Del Auditorio Nacional añoro, sobre todo, los sábados a mediodía cuando hay ópera en vivo desde el Met de Nueva York: la pantalla gigante donde la ficción es más verdadera que la realidad.

No sé cómo se llaman quienes entran y salen del metro Auditorio ni conozco sus vidas. En cambio, sé que Turandot mandó al patíbulo a 26 pretendientes; que Calàf responde correctamente a los tres enigmas que le salvan la vida y le dan acceso al amor de una princesa china “que es como el hielo pero quema”. Puccini está vivo, igual que Verdi, Mozart, Bizet, Rossini y hasta Wagner.

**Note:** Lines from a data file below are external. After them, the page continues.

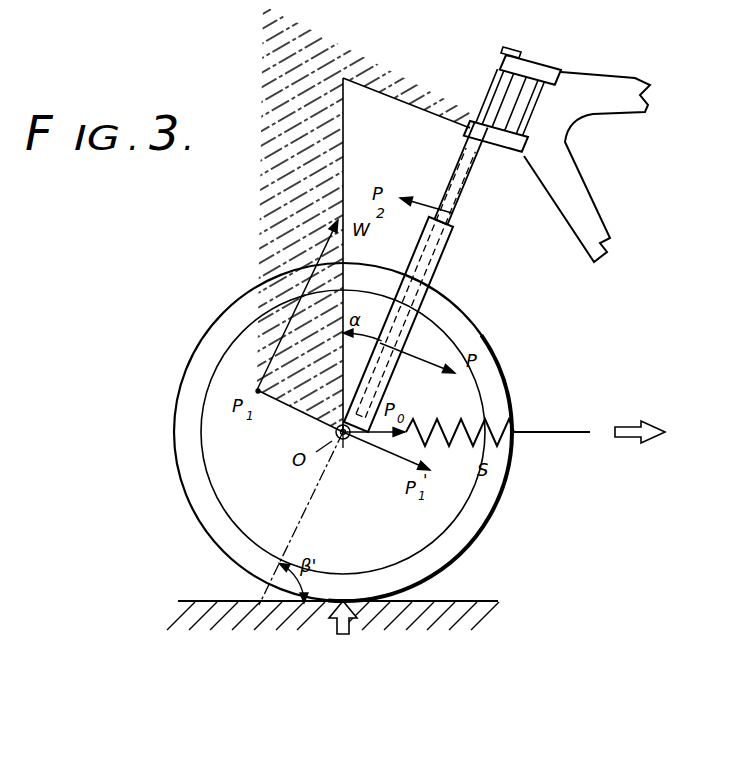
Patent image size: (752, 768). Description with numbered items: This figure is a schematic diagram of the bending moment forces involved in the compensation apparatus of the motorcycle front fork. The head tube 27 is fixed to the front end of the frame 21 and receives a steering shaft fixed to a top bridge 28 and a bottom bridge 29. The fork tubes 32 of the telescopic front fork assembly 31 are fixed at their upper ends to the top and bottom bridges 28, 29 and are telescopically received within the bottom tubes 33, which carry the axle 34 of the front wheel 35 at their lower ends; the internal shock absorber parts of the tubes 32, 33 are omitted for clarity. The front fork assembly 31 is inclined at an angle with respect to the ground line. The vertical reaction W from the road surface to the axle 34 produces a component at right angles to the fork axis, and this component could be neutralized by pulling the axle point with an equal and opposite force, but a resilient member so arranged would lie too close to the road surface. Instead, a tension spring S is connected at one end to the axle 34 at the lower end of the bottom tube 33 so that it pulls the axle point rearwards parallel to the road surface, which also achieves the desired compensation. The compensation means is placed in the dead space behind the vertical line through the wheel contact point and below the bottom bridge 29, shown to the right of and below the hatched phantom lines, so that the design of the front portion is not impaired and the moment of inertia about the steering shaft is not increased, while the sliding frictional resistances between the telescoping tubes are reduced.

The frame 21 is at (632, 95).
The head tube 27 is at (542, 118).
The top bridge 28 is at (540, 62).
The bottom bridge 29 is at (514, 152).
The telescopic front fork assembly 31 is at (447, 270).
The fork tubes 32 is at (463, 168).
The bottom tubes 33 is at (389, 376).
The axle 34 is at (344, 447).
The front wheel 35 is at (476, 525).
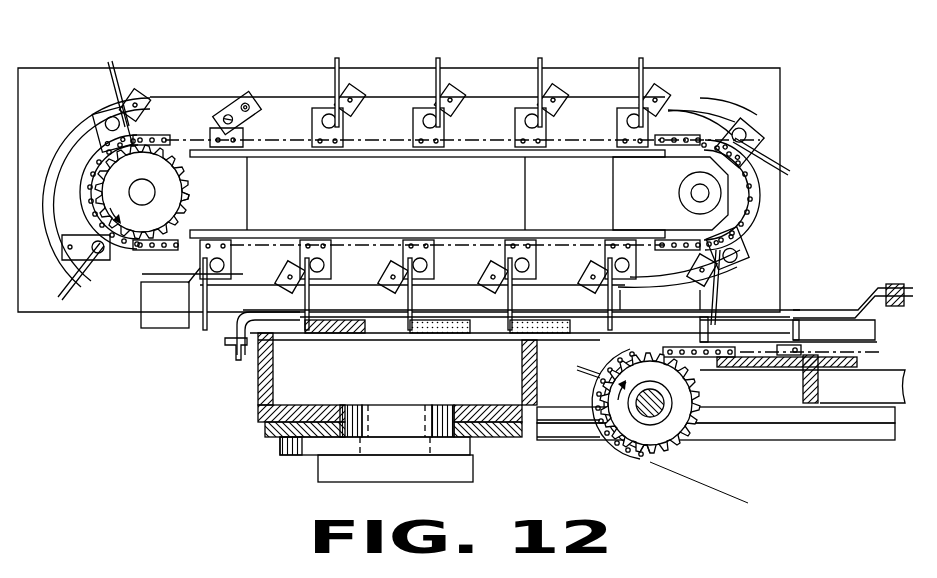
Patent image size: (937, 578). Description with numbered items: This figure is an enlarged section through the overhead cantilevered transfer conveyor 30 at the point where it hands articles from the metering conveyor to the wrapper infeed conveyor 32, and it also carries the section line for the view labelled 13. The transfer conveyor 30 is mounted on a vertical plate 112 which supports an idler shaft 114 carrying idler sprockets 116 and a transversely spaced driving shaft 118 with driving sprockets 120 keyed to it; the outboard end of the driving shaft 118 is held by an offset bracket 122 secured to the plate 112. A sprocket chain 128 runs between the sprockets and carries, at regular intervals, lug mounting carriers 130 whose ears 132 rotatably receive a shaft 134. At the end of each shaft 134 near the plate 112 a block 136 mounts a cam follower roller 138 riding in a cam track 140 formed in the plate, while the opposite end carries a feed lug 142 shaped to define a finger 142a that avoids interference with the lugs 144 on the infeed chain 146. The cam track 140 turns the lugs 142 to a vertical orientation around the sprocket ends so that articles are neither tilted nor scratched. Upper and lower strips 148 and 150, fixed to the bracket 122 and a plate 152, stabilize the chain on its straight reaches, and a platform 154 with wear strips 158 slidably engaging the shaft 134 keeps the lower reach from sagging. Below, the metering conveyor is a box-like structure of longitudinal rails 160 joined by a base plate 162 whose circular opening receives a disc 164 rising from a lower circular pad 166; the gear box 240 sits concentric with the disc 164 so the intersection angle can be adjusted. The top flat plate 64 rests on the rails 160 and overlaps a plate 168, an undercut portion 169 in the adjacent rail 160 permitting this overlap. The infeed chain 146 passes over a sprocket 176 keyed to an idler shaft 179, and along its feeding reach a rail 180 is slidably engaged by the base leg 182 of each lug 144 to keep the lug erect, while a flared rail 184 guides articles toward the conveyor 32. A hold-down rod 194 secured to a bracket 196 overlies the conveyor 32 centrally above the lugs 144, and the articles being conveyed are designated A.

The transfer conveyor 30 is at (752, 72).
The section line 13- 13 is at (48, 192).
The vertical plate 112 is at (146, 77).
The idler shaft 114 is at (163, 173).
The idler sprockets 116 is at (196, 152).
The driving shaft 118 is at (690, 190).
The driving sprockets 120 is at (672, 143).
The offset bracket 122 is at (662, 209).
The sprocket chain 128 is at (750, 198).
The lug mounting carriers 130 is at (758, 124).
The ears 132 is at (103, 118).
The shaft 134 is at (112, 112).
The block 136 is at (266, 95).
The cam follower roller 138 is at (235, 88).
The cam track 140 is at (130, 282).
The lug 142 is at (439, 63).
The finger 142a is at (512, 308).
The lugs 144 is at (578, 372).
The infeed chain 146 is at (603, 436).
The upper strips 148 is at (508, 158).
The lower strips 150 is at (510, 230).
The plate 152 is at (246, 222).
The platform 154 is at (263, 265).
The wear strips 158 is at (176, 270).
The longitudinal rails 160 is at (272, 383).
The base plate 162 is at (260, 413).
The disc 164 is at (412, 428).
The lower circular pad 166 is at (300, 455).
The plate 168 is at (868, 322).
The undercut portion 169 is at (522, 343).
The sprocket 176 is at (650, 462).
The idler shaft 179 is at (669, 382).
The rail 180 is at (832, 372).
The base leg 182 is at (782, 360).
The flared rail 184 is at (638, 325).
The hold-down rod 194 is at (236, 330).
The bracket 196 is at (230, 347).
The gear box 240 is at (323, 483).
The top flat plate 64 is at (285, 340).
The wrapper infeed conveyor 32 is at (614, 352).
The article A is at (545, 322).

Un bocado de magdalena y un sorbo de té disparan recuerdos involuntarios marca Proust. Escucho otra vez en su reducto a un cantante excepcional apodado El Sol, a quien le gusta posar para sus fans y la eternidad.

También al Flaco andaluz y al Nano catalán, cuyas letras reflejan vidas bien vividas; el requinto sublime de Knopfler, la prodigiosa voz de Plant, el funk añejo de Brown y, por qué negarlo, la joven Thalía cayéndose de guapa mientras canta “Hoy ten miedo de mí”.

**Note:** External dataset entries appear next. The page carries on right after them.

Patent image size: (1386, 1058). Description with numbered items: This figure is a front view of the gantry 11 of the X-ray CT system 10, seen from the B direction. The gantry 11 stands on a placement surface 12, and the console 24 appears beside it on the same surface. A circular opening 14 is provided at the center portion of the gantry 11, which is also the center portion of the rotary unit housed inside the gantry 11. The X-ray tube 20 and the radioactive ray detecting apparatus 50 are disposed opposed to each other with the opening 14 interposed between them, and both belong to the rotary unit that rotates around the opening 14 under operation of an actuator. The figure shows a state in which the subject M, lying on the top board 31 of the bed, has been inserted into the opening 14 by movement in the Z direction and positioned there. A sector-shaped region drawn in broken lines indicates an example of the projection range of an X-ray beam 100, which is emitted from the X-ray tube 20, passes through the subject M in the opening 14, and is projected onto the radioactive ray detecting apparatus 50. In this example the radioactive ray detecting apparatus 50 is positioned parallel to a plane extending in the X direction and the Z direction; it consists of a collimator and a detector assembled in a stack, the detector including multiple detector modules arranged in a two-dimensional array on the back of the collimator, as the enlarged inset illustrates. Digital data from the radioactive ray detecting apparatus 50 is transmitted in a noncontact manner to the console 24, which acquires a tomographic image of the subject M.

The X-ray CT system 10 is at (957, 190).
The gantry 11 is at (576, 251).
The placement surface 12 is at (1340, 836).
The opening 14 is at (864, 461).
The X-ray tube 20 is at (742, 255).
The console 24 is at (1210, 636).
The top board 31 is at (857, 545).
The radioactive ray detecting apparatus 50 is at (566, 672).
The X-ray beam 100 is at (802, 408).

Inmune a los gustos culposos coreo “Cómo te voy a olvidar” acompañado de Los Ángeles Azules. Revisito al Nobel Dylan en un Paseo de la Reforma convertido en la Autopista 61, y también diviso a Juanga con su genialidad intacta y unas brillantes lentejuelas capaces de destituir, desde el más allá, a un funcionario snob.

Creo ver de nuevo al fallecido vigilante Joaquín Franco, quien saludaba a todo mundo con un alegre “buenas noches, jefe”.

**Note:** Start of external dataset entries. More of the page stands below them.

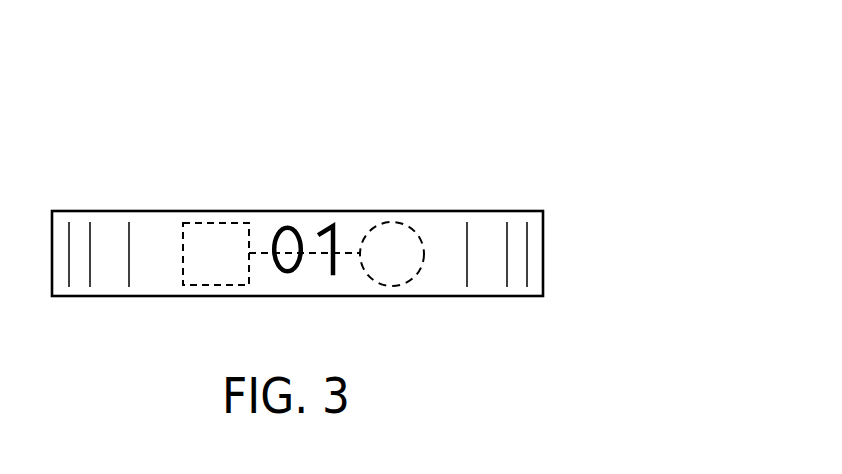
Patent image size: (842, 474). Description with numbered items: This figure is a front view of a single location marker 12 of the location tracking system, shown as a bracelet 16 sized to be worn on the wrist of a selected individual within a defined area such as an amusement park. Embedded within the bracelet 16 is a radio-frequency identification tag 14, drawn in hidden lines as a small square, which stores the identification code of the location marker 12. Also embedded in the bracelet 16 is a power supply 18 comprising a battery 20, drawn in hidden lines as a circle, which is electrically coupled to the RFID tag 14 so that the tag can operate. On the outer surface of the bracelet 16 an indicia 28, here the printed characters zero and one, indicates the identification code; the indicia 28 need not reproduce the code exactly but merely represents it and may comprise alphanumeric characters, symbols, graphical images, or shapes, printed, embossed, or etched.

The location marker 12 is at (533, 108).
The radio-frequency identification (RFID) tag 14 is at (214, 237).
The bracelet 16 is at (517, 237).
The power supply 18 is at (424, 305).
The battery 20 is at (461, 230).
The indicia 28 is at (310, 192).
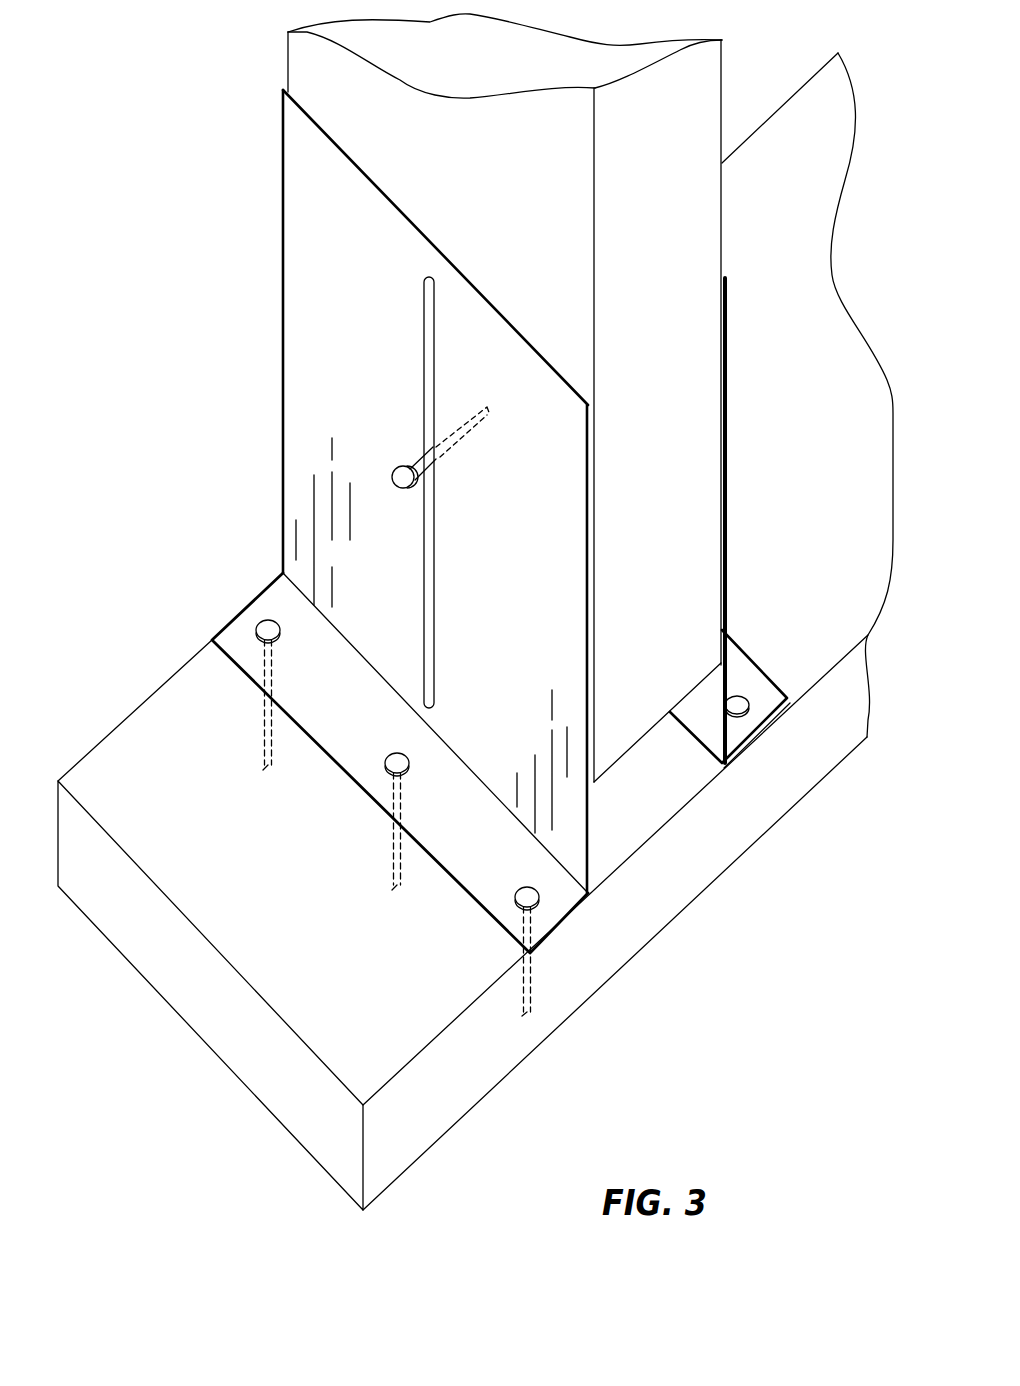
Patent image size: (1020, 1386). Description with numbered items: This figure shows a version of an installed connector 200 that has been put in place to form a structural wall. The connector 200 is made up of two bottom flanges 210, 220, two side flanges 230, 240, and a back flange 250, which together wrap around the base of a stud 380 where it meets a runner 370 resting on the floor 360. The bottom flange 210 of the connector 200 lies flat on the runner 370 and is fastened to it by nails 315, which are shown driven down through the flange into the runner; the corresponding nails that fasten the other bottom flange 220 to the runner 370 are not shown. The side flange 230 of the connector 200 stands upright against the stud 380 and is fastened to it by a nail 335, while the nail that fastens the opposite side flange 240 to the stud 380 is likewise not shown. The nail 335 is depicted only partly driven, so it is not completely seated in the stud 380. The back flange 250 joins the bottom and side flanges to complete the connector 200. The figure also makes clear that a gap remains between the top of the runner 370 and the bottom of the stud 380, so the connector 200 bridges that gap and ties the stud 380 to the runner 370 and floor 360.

Con una genuflexión me alejo de la catedral del espectáculo en México y le pregunto: “Dime cuándo tú vas a volver”.

Luego me santiguo frente al Lunario del Auditorio Nacional, capilla del National Theatre de Londres, Manzanero, Tania, Coque, Gian Marco, Luis Enrique y Amaury.

Aquel, el sitio donde una noche la Zabaleta se sentó en mis piernas y me ordenó: “¡Bésame mucho, cabrón!”